I wrote the following code:
transform = transforms.Compose([
transforms.ToPILImage(),
transforms.RandomResizedCrop(224),
transforms.RandomHorizontalFlip(),
transforms.ToTensor(),
transforms.Normalize(mean=[0.485, 0.456, 0.406], std=[0.229, 0.224, 0.225]),
])
train_dataset = torch.utils.data.TensorDataset(torch.from_numpy(X_train).float(), torch.from_numpy(y_train).float())
val_dataset = torch.utils.data.TensorDataset(torch.from_numpy(X_val).float(), torch.from_numpy(y_val).float())
# Define the dataloaders
train_loader = torch.utils.data.DataLoader(train_dataset, batch_size=32, shuffle=True, num_workers=4)
val_loader = torch.utils.data.DataLoader(val_dataset, batch_size=32, shuffle=False, num_workers=4)
I would like to apply the transform compose to my dataset (X_train and X_val) which are both numpy array. How can I apply transform to augment my dataset and normalize it. Should I apply it before the model training or during model training?
You can simply add the transformers to your training pipeline:
train_transformed = transform(torch.from_numpy(X_train).float())

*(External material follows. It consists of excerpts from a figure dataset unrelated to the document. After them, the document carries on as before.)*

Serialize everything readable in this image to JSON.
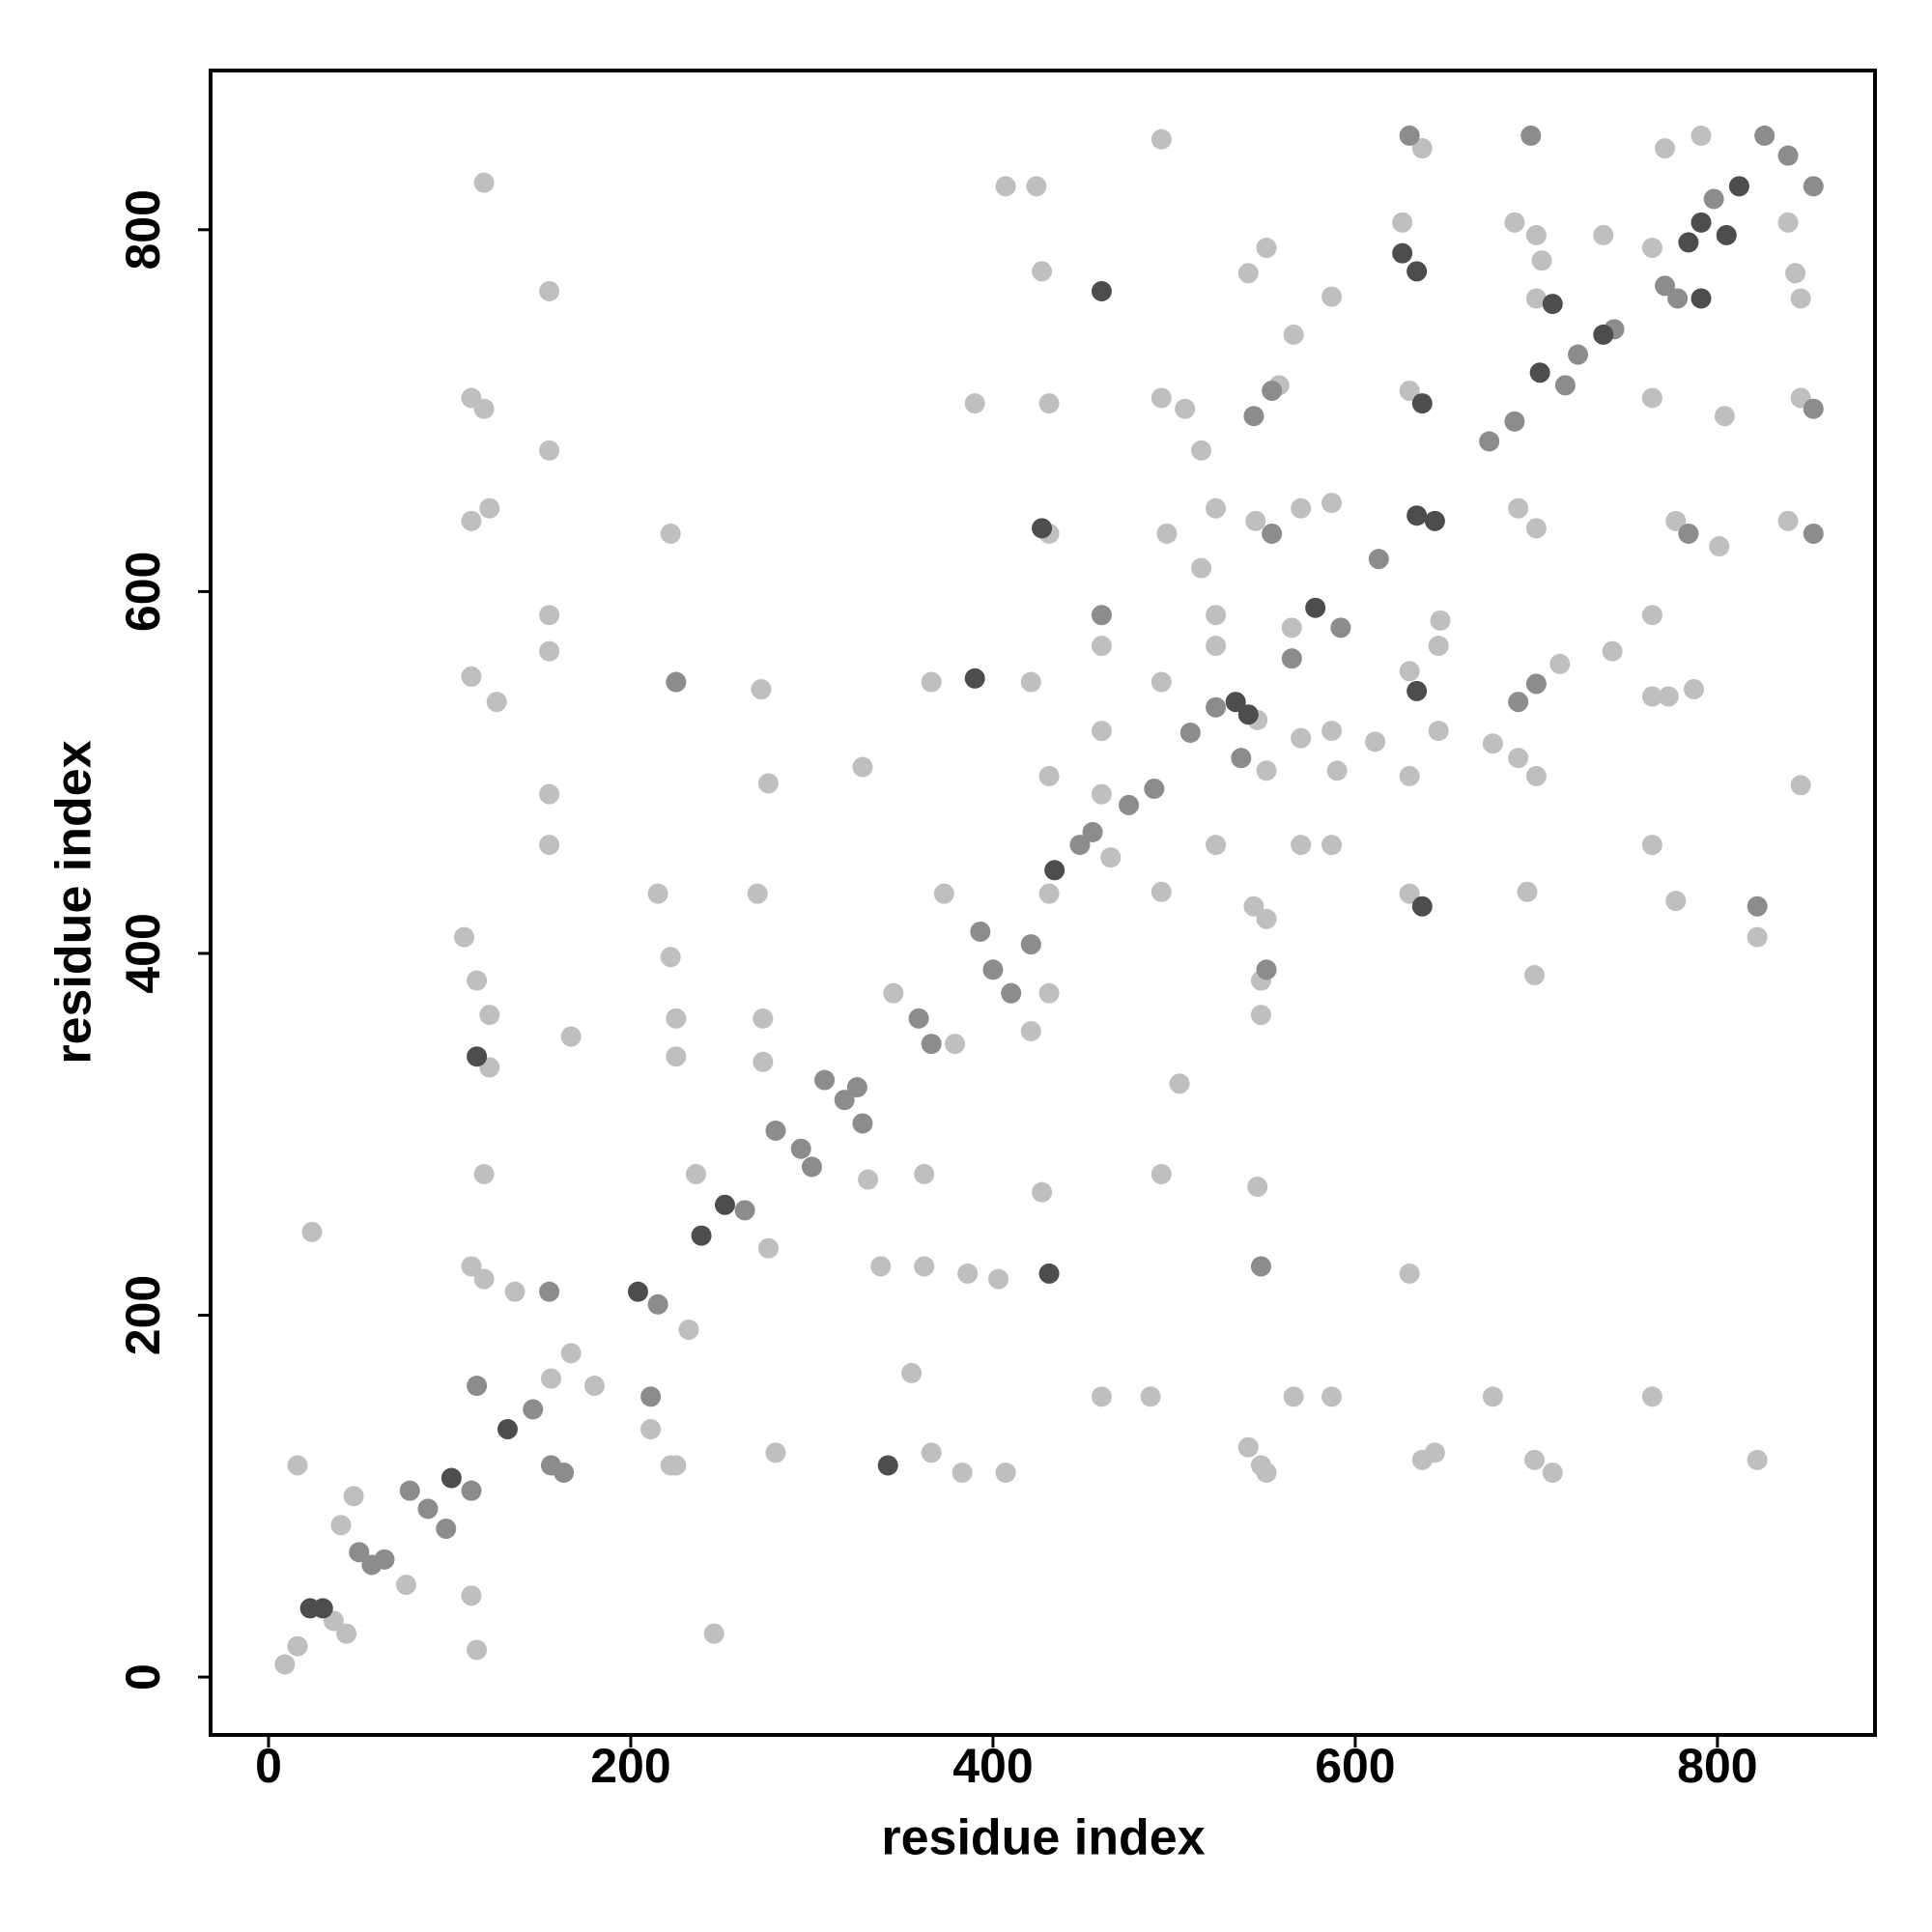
{
  "chart_data": {
    "type": "scatter",
    "x_label": "residue index",
    "y_label": "residue index",
    "xlim": [
      -32,
      887
    ],
    "ylim": [
      -32,
      888
    ],
    "xticks": [
      0,
      200,
      400,
      600,
      800
    ],
    "yticks": [
      0,
      200,
      400,
      600,
      800
    ],
    "grid": false,
    "series": [
      {
        "color": "#bfbfbf",
        "x": [
          9,
          16,
          36,
          43,
          40,
          47,
          76,
          112,
          115,
          16,
          24,
          246,
          156,
          167,
          180,
          345,
          379,
          373,
          431,
          421,
          431,
          465,
          551,
          565,
          764,
          839,
          843,
          771,
          791,
          764,
          119,
          155,
          155,
          112,
          119,
          112,
          122,
          155,
          155,
          112,
          126,
          155,
          155,
          108,
          115,
          122,
          122,
          167,
          119,
          112,
          119,
          136,
          222,
          215,
          222,
          225,
          225,
          222,
          211,
          232,
          236,
          225,
          272,
          276,
          270,
          273,
          273,
          276,
          280,
          328,
          331,
          338,
          362,
          355,
          366,
          362,
          366,
          390,
          383,
          386,
          407,
          403,
          407,
          424,
          427,
          431,
          431,
          421,
          431,
          427,
          460,
          460,
          460,
          460,
          487,
          493,
          493,
          496,
          493,
          493,
          493,
          503,
          506,
          515,
          515,
          523,
          523,
          523,
          523,
          541,
          551,
          558,
          545,
          544,
          551,
          548,
          548,
          546,
          541,
          548,
          551,
          546,
          566,
          570,
          570,
          570,
          587,
          587,
          587,
          587,
          587,
          566,
          590,
          611,
          626,
          637,
          630,
          630,
          630,
          630,
          630,
          637,
          644,
          647,
          646,
          646,
          676,
          676,
          688,
          700,
          703,
          700,
          690,
          700,
          713,
          690,
          700,
          695,
          699,
          699,
          709,
          737,
          742,
          764,
          764,
          764,
          764,
          773,
          787,
          777,
          777,
          804,
          801,
          822,
          822,
          839,
          846,
          846,
          846
        ],
        "values": [
          7,
          17,
          31,
          24,
          84,
          100,
          51,
          45,
          15,
          117,
          246,
          24,
          165,
          179,
          161,
          378,
          350,
          433,
          378,
          357,
          433,
          453,
          501,
          580,
          790,
          804,
          776,
          845,
          852,
          707,
          826,
          766,
          678,
          707,
          701,
          639,
          646,
          587,
          567,
          553,
          539,
          488,
          460,
          409,
          385,
          366,
          337,
          354,
          278,
          227,
          220,
          213,
          632,
          433,
          398,
          364,
          343,
          117,
          137,
          192,
          278,
          117,
          546,
          494,
          433,
          364,
          340,
          237,
          124,
          503,
          275,
          227,
          227,
          168,
          124,
          278,
          550,
          704,
          113,
          223,
          113,
          220,
          824,
          824,
          777,
          704,
          632,
          550,
          498,
          268,
          570,
          523,
          488,
          155,
          155,
          850,
          707,
          632,
          550,
          434,
          278,
          328,
          701,
          678,
          613,
          646,
          587,
          570,
          460,
          776,
          790,
          714,
          639,
          426,
          419,
          385,
          366,
          271,
          127,
          117,
          113,
          529,
          742,
          646,
          519,
          460,
          763,
          649,
          523,
          460,
          155,
          155,
          501,
          517,
          804,
          845,
          711,
          556,
          498,
          433,
          223,
          120,
          124,
          584,
          570,
          523,
          516,
          155,
          804,
          797,
          783,
          762,
          646,
          635,
          560,
          508,
          498,
          434,
          388,
          120,
          113,
          797,
          567,
          587,
          460,
          155,
          542,
          542,
          546,
          639,
          429,
          697,
          625,
          409,
          120,
          639,
          707,
          493,
          762
        ]
      },
      {
        "color": "#8c8c8c",
        "x": [
          50,
          57,
          64,
          78,
          88,
          98,
          112,
          115,
          146,
          156,
          163,
          215,
          263,
          280,
          294,
          300,
          307,
          318,
          325,
          328,
          359,
          366,
          393,
          400,
          410,
          421,
          448,
          455,
          475,
          489,
          509,
          523,
          537,
          565,
          592,
          613,
          674,
          688,
          716,
          723,
          743,
          771,
          778,
          798,
          826,
          839,
          853,
          155,
          225,
          211,
          460,
          544,
          554,
          554,
          551,
          548,
          630,
          697,
          690,
          700,
          784,
          822,
          853,
          853
        ],
        "values": [
          69,
          62,
          65,
          103,
          93,
          82,
          103,
          161,
          148,
          117,
          113,
          206,
          258,
          302,
          292,
          282,
          330,
          319,
          326,
          306,
          364,
          350,
          412,
          391,
          378,
          405,
          460,
          467,
          482,
          491,
          522,
          536,
          508,
          563,
          580,
          618,
          683,
          694,
          714,
          731,
          745,
          769,
          762,
          817,
          852,
          841,
          824,
          213,
          550,
          155,
          587,
          697,
          711,
          632,
          391,
          227,
          852,
          852,
          539,
          549,
          632,
          426,
          632,
          701
        ]
      },
      {
        "color": "#4d4d4d",
        "x": [
          23,
          30,
          101,
          132,
          204,
          239,
          252,
          434,
          534,
          541,
          578,
          634,
          644,
          702,
          737,
          791,
          784,
          791,
          805,
          812,
          115,
          342,
          390,
          427,
          431,
          460,
          626,
          634,
          637,
          634,
          637,
          709
        ],
        "values": [
          38,
          38,
          110,
          137,
          213,
          244,
          261,
          446,
          539,
          532,
          591,
          642,
          639,
          721,
          742,
          762,
          793,
          804,
          797,
          824,
          343,
          117,
          552,
          635,
          223,
          766,
          787,
          777,
          704,
          545,
          426,
          759
        ]
      }
    ]
  }
}
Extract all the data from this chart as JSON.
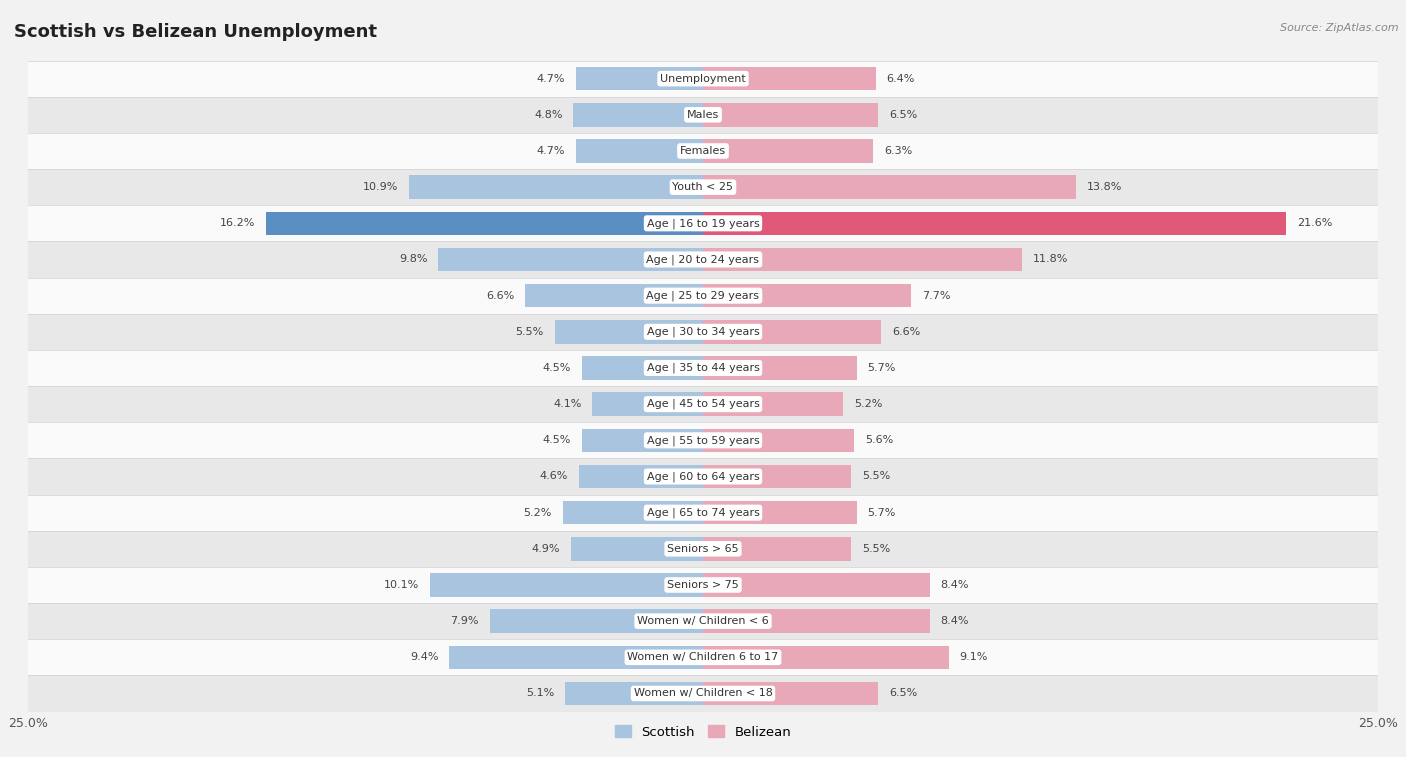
{
  "title": "Scottish vs Belizean Unemployment",
  "source": "Source: ZipAtlas.com",
  "categories": [
    "Unemployment",
    "Males",
    "Females",
    "Youth < 25",
    "Age | 16 to 19 years",
    "Age | 20 to 24 years",
    "Age | 25 to 29 years",
    "Age | 30 to 34 years",
    "Age | 35 to 44 years",
    "Age | 45 to 54 years",
    "Age | 55 to 59 years",
    "Age | 60 to 64 years",
    "Age | 65 to 74 years",
    "Seniors > 65",
    "Seniors > 75",
    "Women w/ Children < 6",
    "Women w/ Children 6 to 17",
    "Women w/ Children < 18"
  ],
  "scottish": [
    4.7,
    4.8,
    4.7,
    10.9,
    16.2,
    9.8,
    6.6,
    5.5,
    4.5,
    4.1,
    4.5,
    4.6,
    5.2,
    4.9,
    10.1,
    7.9,
    9.4,
    5.1
  ],
  "belizean": [
    6.4,
    6.5,
    6.3,
    13.8,
    21.6,
    11.8,
    7.7,
    6.6,
    5.7,
    5.2,
    5.6,
    5.5,
    5.7,
    5.5,
    8.4,
    8.4,
    9.1,
    6.5
  ],
  "scottish_color": "#a8c4de",
  "belizean_color": "#e8a8b8",
  "scottish_color_highlight": "#5b8fc4",
  "belizean_color_highlight": "#e05878",
  "bg_color": "#f2f2f2",
  "row_color_light": "#fafafa",
  "row_color_dark": "#e8e8e8",
  "axis_max": 25.0,
  "bar_height": 0.65,
  "legend_labels": [
    "Scottish",
    "Belizean"
  ]
}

val_transformed = transform(torch.from_numpy(X_val).float())
train_dataset = torch.utils.data.TensorDataset(train_transformed, torch.from_numpy(y_train).float())
val_dataset = torch.utils.data.TensorDataset(val_transformed, torch.from_numpy(y_val).float())
This way the transform is applied during data loading which is before training.